2018 ESA Annual Meeting (August 5 -- 10)

PS 66-206 - A comparison of machine learning methods to classify chukar partridge (Alectoris chukar) establishment patterns in Washington state

Friday, August 10, 2018
ESA Exhibit Hall, New Orleans Ernest N. Morial Convention Center
Austin Matthew Smith, School of Natural Resources and Environment, University of Florida, Gainesville, FL, Wendell P. Cropper Jr., School of Forest Resources and Conservation, University of Florida, Gainesville, FL and Michael P. Moulton, Wildlife Ecology & Conservation, University of Florida
Background/Question/Methods

Better understanding and management of species populations require information on habitat requirements.
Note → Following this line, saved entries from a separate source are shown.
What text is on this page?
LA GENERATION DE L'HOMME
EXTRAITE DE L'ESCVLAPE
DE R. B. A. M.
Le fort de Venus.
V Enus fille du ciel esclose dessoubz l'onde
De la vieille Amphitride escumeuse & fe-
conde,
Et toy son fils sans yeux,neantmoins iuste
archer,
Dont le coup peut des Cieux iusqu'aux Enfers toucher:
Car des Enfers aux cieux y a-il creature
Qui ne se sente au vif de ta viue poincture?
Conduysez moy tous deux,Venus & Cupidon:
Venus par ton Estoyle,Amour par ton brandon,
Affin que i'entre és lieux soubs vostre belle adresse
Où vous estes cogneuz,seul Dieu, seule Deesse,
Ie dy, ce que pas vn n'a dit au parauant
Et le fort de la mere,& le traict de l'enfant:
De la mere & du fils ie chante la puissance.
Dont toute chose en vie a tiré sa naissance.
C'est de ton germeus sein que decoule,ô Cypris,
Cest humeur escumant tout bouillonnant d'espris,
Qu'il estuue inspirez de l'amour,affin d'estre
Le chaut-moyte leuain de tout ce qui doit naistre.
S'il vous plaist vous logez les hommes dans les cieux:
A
Modeling species presence-absence as a function of environmental variables is one approach to address this question. Game bird introductions are regularly implemented throughout the world, even when little information of the species’ needs are known. The Chukar partridge (Alectoris chukar) was used as a test species for this study. Data related to site-level factors were collected and analyzed, which include physiography, climate, land-coverage type, and habitat range in an effort to understand Chukar habitat needs in Washington state and distinguish which algorithms are best suited when limited to these data types. Four modeling techniques were utilized for this experiment: generalized linear models (GLM); support vector machines(SVM); random forests (RF); and artificial neural networks (ANN). Principal component analysis (PCA) was also implemented in an effort to reduce variable dimensionality.

Results/Conclusions

Five measurements were recorded to assessed the classification rate of each model: predicted accuracy (ACC) , sensitivity (SENS), specificity (SPEC), positive prediction value (PPV) , negative prediction value (NPV), and Cohen’s kappa (Kappa). Results for this study indicate the RF models provide the most accurate predictions for all of these test. To test the predictive potential of these models, an external validation data set was further analyzed. We tested the predicted accuracy for three counties in Oregon where Chukars are present. The random forest model correctly identified 79% of sites with the ANN and SVM scoring 51% and GLM 41%. Two methods of PCA transformation were further applied to each model. The first involves retaining eigenvectors with eigenvalues greater than 1 and the second involves specifying a minimum degree of cumulative variance as a threshold for inclusion ( . These results reduced model accuracy, implying reduce dimensionality is not always necessary. Variables related to climate and slope quality were found to be the most important predictors of Chukar distribution and grassland landcover-type as the most suitable habitat. These results indicate RF models provide more useful estimates for species habitat requirements.